Congress Seeks Limits On RAC Record Requests

Since CMS rolled out the recovery audit contractor (RAC) program as a demonstration program in 2005 and then made it permanent in 2010, hospitals have often chafed at the extra demands made by RACs to produce medical records for review. The RAC program is designed to “detect and correct past improper payments so that CMS can implement actions that will prevent future improper payments.”

For the second quarter of fiscal year 2013, ending March 31, 2013, RACs collected $627 million in overpayments from providers, and refunded $31 million in underpayments. Since 2010, RACs have collected $4.5 billion in overpayments from providers, and returned $334 million in underpayments.

RACs review claims on a post-payment basis, and can ask hospitals for medical records going back three years for review purposes. The four RACs that are under contract with CMS to perform reviews nationwide are paid a percentage of any recoveries as a contingent fee, a system that providers say has provided too much incentive for RACs to overturn initial claims. In addition, providers say that RACs are requesting too many additional document requests (ADRs). The American Hospital Association (AHA) says that there was a 61 percent increase in the number of records requested for RAC audits during 2012.

Proposed Legislation

Both the House (HR 1250) and the Senate (S 1012) are considering similar bills that would limit the maximum number of such additional document requests (ADRs) in a 45-day period to 500 or, in the case of a hospital that receives less than $100,000,000 in Medicare inpatient hospital payments in the previous year, 350.

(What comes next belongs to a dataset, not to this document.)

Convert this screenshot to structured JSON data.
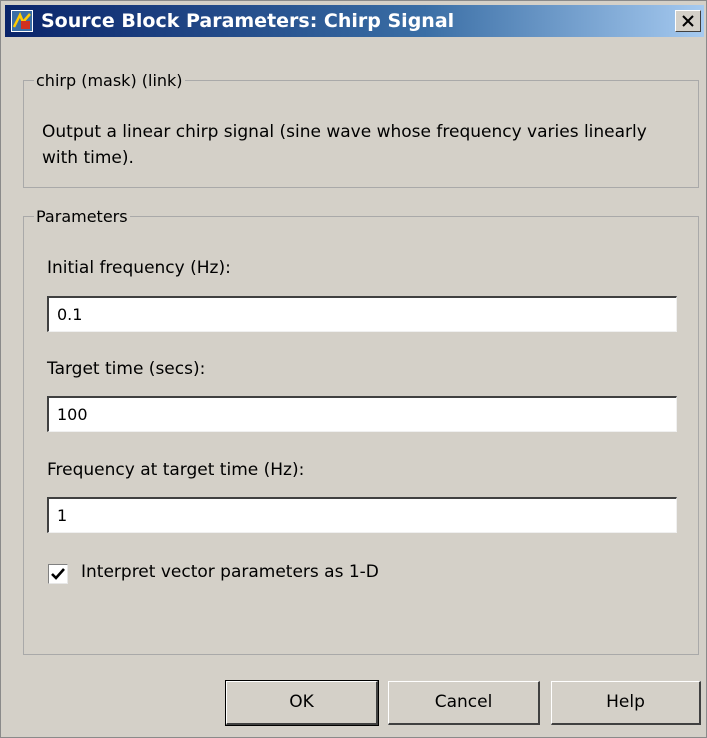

In addition, the legislation would require a RAC to pay a fee to the prevailing party when a claim denial  is overturned on appeal. The amount of the fee payable by a RAC would be determined under a fee schedule established by HHS. The amount of the fee would reflect the cost incurred by a typical hospital in appealing a claim denied by a recovery audit contractor. The legislation also would prohibit HHS from approving the conduct  of a postpayment or prepayment medical necessity audit by a RAC unless the review addresses a widespread payment error rate, to be determined using a statistically significant sampling of claims submitted by hospitals in the jurisdiction of the RAC and adjusted to take into account claim denials overturned on appeal.

The legislation also would require CMS to publish on its website information about audit rates, denials, and appeals outcomes relating to each RAC. The AHA says that the legislation “proposes transparent and fair audit practices and assistance to hospitals in mitigating excessive overall audit burden.”

Changes to CMS Policy

In April, CMS announced changes to the limit on the number of ADRs that RACs may make to providers that in some cases matches what is in the proposed legislation. For example, the new CMS policy limits the number of claims that may be requested both in one year and in each 45-day period. RACs may demand up to 2 percent of the prior year’s claims in one year; no more than 1/8 of that number may be requested in each 45-day period, equivalent to language in the proposed legislation.

CMS also said that effective April 15, 2013, no more than 75 percent of the documents requested may be from any one type of claim. The claim types include inpatient prospective payment system (IPPS), outpatient PPS (OPPS), skilled nursing facility (SNF), inpatient psychiatric facility (IPF), inpatient rehabilitation facility (IRF), ambulatory surgical center (ASC), and physician claims. Interim and final bills are treated as one claim.

In March, CMS published a proposed rule  which also reflects language in the proposed legislation, under which hospitals would receive payment for all Part B services that would have been reasonable and necessary had the beneficiary been treated as a hospital outpatient rather than admitted as an inpatient when a Medicare Part A claim for inpatient hospital services is denied on the basis that the inpatient admission was not reasonable and necessary or when a hospital determines after the beneficiary is discharged that the admission was not reasonable or necessary.